Yesterday, day one of the Abolition Academy (the week’s theme: the supply chain), was pretty fact-filled and unemotional, overall. Even the movie we watched about the trafficking and forced labor of children in the Ivory Coast’s cocoa plantations, The Dark Side of Chocolate, went very light on the heart-wrenching details; from what I know of the abuses against these children, they could have shown us much worse, but they were very restrained. One exchange in the movie, however, brought tears from me that wouldn’t stop.

Children are lured or simply kidnapped from the surrounding countries–Mali, Burkina Faso, Niger, Nigeria–and taken to the plantations, from which most never return, much less send home the money they were promised they’d earn. The filmmakers follow a bus that takes Malian children to the village closest to the country’s border with the Ivory Coast. Once there, they’re taken by motorcycle taxi over the border to an Ivory Coast village, from where they’re distributed to whoever buys them around the country.

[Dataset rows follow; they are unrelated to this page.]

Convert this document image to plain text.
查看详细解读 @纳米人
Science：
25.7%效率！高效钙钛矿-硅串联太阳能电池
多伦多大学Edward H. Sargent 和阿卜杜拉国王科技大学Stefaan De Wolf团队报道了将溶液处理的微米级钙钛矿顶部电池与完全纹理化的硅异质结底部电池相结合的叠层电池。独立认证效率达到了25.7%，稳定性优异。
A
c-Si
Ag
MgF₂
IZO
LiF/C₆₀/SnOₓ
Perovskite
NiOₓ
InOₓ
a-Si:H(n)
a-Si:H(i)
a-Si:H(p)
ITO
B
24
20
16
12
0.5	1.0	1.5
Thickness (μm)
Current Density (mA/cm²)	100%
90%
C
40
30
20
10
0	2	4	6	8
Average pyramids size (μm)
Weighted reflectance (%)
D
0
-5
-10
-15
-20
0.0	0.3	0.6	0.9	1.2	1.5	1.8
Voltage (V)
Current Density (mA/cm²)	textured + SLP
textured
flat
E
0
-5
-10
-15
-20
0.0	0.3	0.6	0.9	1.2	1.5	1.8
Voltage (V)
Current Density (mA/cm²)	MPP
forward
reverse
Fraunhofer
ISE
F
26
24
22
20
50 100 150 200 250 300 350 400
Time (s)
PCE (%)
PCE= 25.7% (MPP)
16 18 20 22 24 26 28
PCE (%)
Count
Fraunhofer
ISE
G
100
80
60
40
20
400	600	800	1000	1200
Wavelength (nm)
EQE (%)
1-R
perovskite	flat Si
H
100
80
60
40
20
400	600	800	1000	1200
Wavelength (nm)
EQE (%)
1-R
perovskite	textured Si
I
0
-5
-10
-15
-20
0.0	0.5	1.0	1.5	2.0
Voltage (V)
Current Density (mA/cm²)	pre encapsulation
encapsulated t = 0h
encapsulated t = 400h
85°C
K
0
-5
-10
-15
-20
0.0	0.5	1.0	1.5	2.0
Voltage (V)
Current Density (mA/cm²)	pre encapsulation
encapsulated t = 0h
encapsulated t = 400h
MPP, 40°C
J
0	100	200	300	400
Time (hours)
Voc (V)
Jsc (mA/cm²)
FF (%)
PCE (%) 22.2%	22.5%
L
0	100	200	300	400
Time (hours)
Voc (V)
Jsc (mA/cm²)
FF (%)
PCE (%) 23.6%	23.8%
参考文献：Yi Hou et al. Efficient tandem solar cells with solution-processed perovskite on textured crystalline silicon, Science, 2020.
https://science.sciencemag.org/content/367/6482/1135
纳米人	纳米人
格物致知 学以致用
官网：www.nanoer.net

Once on the Ivory Coast side, the director went up to a little boy who was sitting alone and crying, and asked him why he was crying. “I’m looking for Ali,” the boy said.

“Who’s Ali?”

“Ali. The man driving the bus. The bus over there,” the boy said, crying and gesturing toward the village square as if the bus had disappeared from there. My heart broke to see this child who wanted only to go back to the bus, who didn’t even realize that he was now in another village, in another country.